ようやく出会ったカッパさん好みのお菓子らしい。
どうやら他に買う人はいないのか、
いつ行っても3箱のダンボールに満杯状態だったと言う。
それでもカッパさんが買ううちに少しずつ減ってきて、
とうとうダンボール箱が1つになり、
その数週間後にそのお菓子のダンボールもなくなり
陳列棚からも消えた。
スーパーは在庫を処分できて肩の荷が下りたのか、
その後の入荷はなかった。
しょぼくれるカッパさん。
私が「ネットで売ってるんちゃう?」と進言すると、
パァと目を輝かせて検索を始めた。
どうやらメーカーのオンラインショップに辿り着き、
なんとか注文できたようだ。
しかも一斗缶ほどの量もあるのに送料込みで1800円。
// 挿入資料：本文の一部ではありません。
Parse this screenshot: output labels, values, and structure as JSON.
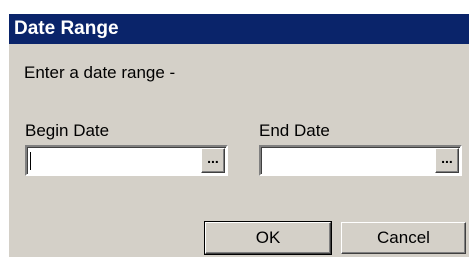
{
  "dialog": {
    "title": "Date Range",
    "prompt": "Enter a date range -",
    "begin_date": {
      "label": "Begin Date",
      "value": "",
      "picker_label": "..."
    },
    "end_date": {
      "label": "End Date",
      "value": "",
      "picker_label": "..."
    },
    "ok_label": "OK",
    "cancel_label": "Cancel"
  },
  "colors": {
    "titlebar": "#0a246a",
    "dialog_face": "#d4d0c8"
  }
}
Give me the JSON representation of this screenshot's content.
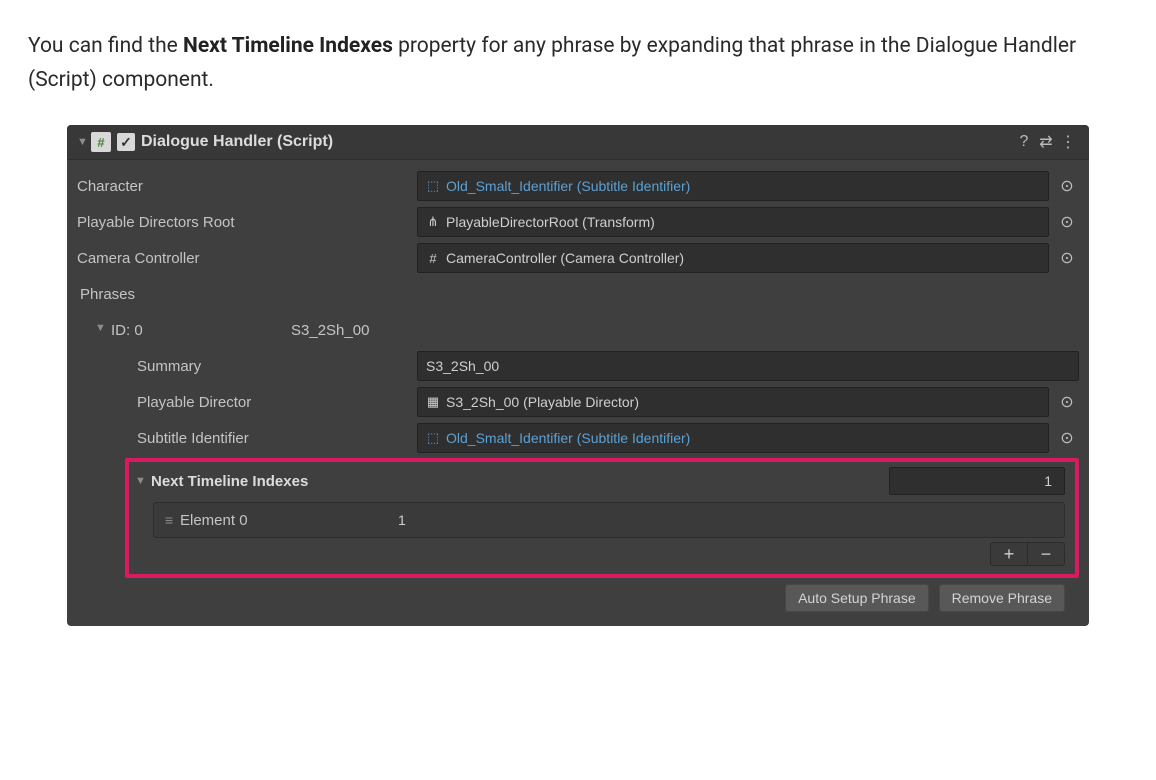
{
  "intro": {
    "t1": "You can find the ",
    "b1": "Next Timeline Indexes",
    "t2": " property for any phrase by expanding that phrase in the Dialogue Handler (Script) component."
  },
  "header": {
    "script_glyph": "#",
    "check": "✓",
    "title": "Dialogue Handler (Script)",
    "help": "?",
    "preset": "⇄",
    "menu": "⋮"
  },
  "fields": {
    "character_label": "Character",
    "character_value": "Old_Smalt_Identifier (Subtitle Identifier)",
    "pdr_label": "Playable Directors Root",
    "pdr_value": "PlayableDirectorRoot (Transform)",
    "cam_label": "Camera Controller",
    "cam_value": "CameraController (Camera Controller)",
    "phrases_label": "Phrases"
  },
  "phrase": {
    "id_label": "ID: 0",
    "id_tag": "S3_2Sh_00",
    "summary_label": "Summary",
    "summary_value": "S3_2Sh_00",
    "pd_label": "Playable Director",
    "pd_value": "S3_2Sh_00 (Playable Director)",
    "si_label": "Subtitle Identifier",
    "si_value": "Old_Smalt_Identifier (Subtitle Identifier)"
  },
  "nti": {
    "title": "Next Timeline Indexes",
    "count": "1",
    "elem_label": "Element 0",
    "elem_value": "1",
    "plus": "+",
    "minus": "−"
  },
  "buttons": {
    "auto": "Auto Setup Phrase",
    "remove": "Remove Phrase"
  },
  "icons": {
    "cube": "⬚",
    "transform": "⋔",
    "hash": "#",
    "director": "▦",
    "picker": "⊙",
    "fold_down": "▼",
    "drag": "≡"
  }
}
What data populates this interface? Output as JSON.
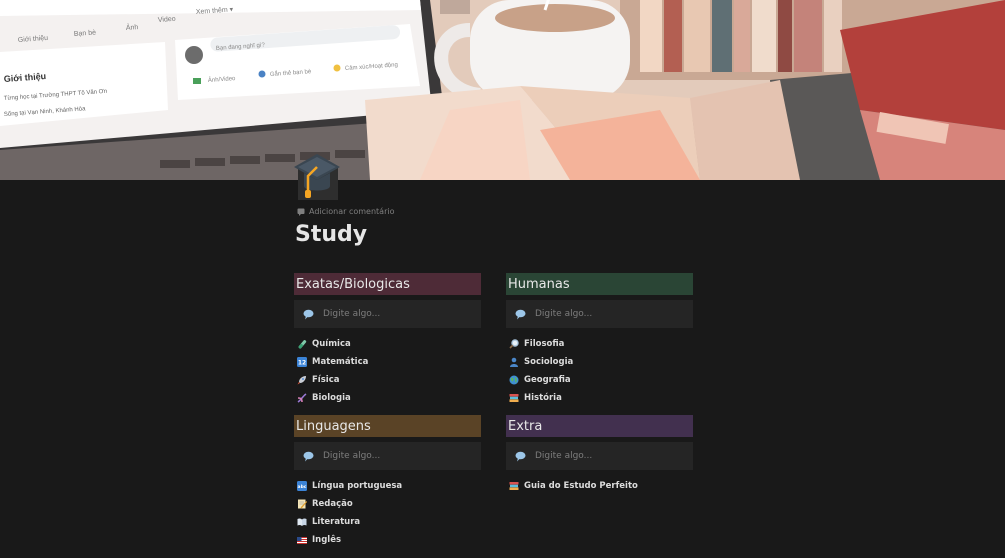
{
  "page": {
    "title": "Study",
    "add_comment_label": "Adicionar comentário",
    "page_icon": "graduation-cap-icon",
    "background": "#191919"
  },
  "cover": {
    "kind": "illustrated study desk: laptop with social feed, coffee mug, books, open notebook",
    "laptop_screen": {
      "nav_items": [
        "Giới thiệu",
        "Bạn bè",
        "Ảnh",
        "Video",
        "Xem thêm ▾"
      ],
      "intro_heading": "Giới thiệu",
      "intro_line_1": "Từng học tại Trường THPT Tô Văn Ơn",
      "intro_line_2": "Sống tại Vạn Ninh, Khánh Hòa",
      "post_placeholder": "Bạn đang nghĩ gì?",
      "actions": [
        "Ảnh/Video",
        "Gắn thẻ bạn bè",
        "Cảm xúc/Hoạt động"
      ]
    }
  },
  "sections": [
    {
      "id": "exatas",
      "title": "Exatas/Biologicas",
      "color": "#4e2b37",
      "placeholder": "Digite algo...",
      "items": [
        {
          "label": "Química",
          "icon": "test-tube-icon"
        },
        {
          "label": "Matemática",
          "icon": "numbers-icon"
        },
        {
          "label": "Física",
          "icon": "rocket-icon"
        },
        {
          "label": "Biologia",
          "icon": "dna-icon"
        }
      ]
    },
    {
      "id": "humanas",
      "title": "Humanas",
      "color": "#2a4535",
      "placeholder": "Digite algo...",
      "items": [
        {
          "label": "Filosofia",
          "icon": "magnifier-icon"
        },
        {
          "label": "Sociologia",
          "icon": "person-icon"
        },
        {
          "label": "Geografia",
          "icon": "globe-icon"
        },
        {
          "label": "História",
          "icon": "books-icon"
        }
      ]
    },
    {
      "id": "linguagens",
      "title": "Linguagens",
      "color": "#5a4326",
      "placeholder": "Digite algo...",
      "items": [
        {
          "label": "Língua portuguesa",
          "icon": "abc-icon"
        },
        {
          "label": "Redação",
          "icon": "memo-icon"
        },
        {
          "label": "Literatura",
          "icon": "open-book-icon"
        },
        {
          "label": "Inglês",
          "icon": "us-flag-icon"
        }
      ]
    },
    {
      "id": "extra",
      "title": "Extra",
      "color": "#42304f",
      "placeholder": "Digite algo...",
      "items": [
        {
          "label": "Guia do Estudo Perfeito",
          "icon": "books-icon"
        }
      ]
    }
  ]
}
安い!
もちろん割れ煎餅なので自宅用だ。
1週間ほどで届いた。
煎餅は厚手の大きなビニール袋に個包装なしで詰め込まれていた。
さっきも言ったが一斗缶サイズの量。
一度開けたらその日のうちに食べきらないと湿る。
カッパさんは文句を言いながら
小さいビニール袋に詰め替えていたが、
3分の1ほど残してギブアップした。
とりあえず、カッパさんは食べてみた。
「これ、僕が食べてたヤツと違う」
「この煎餅、硬い・・・」
と、ぼやき始めた。
それでも5,6枚ぱくついていたが、
ガリっと嫌な音がした。
どうやら歯が欠けたらしい。
慌てて鏡を観るカッパさん。
もう半泣きだ。
「残りの煎餅は捨てる・・・」
そうだろうね。
ってか、小分けした分は食べるのだろうか?
まさか私に食べさせる気じゃあるまいな。
折しもその日は歯医者の休診日。
次の日は祝日だ。
今朝、歯医者に電話で泣き落として診てもらえることになった。
やれやれ。
私は念のため、郷土銘菓のオンラインショップを覗いてみたが、
その煎餅はハードタイプとソフトタイプがあった。
カッパさんは間違えてハードタイプを注文したようだ。
つくづく安さにつられて買うもんじゃないね。
カッパさんの買い物はいい教訓になった。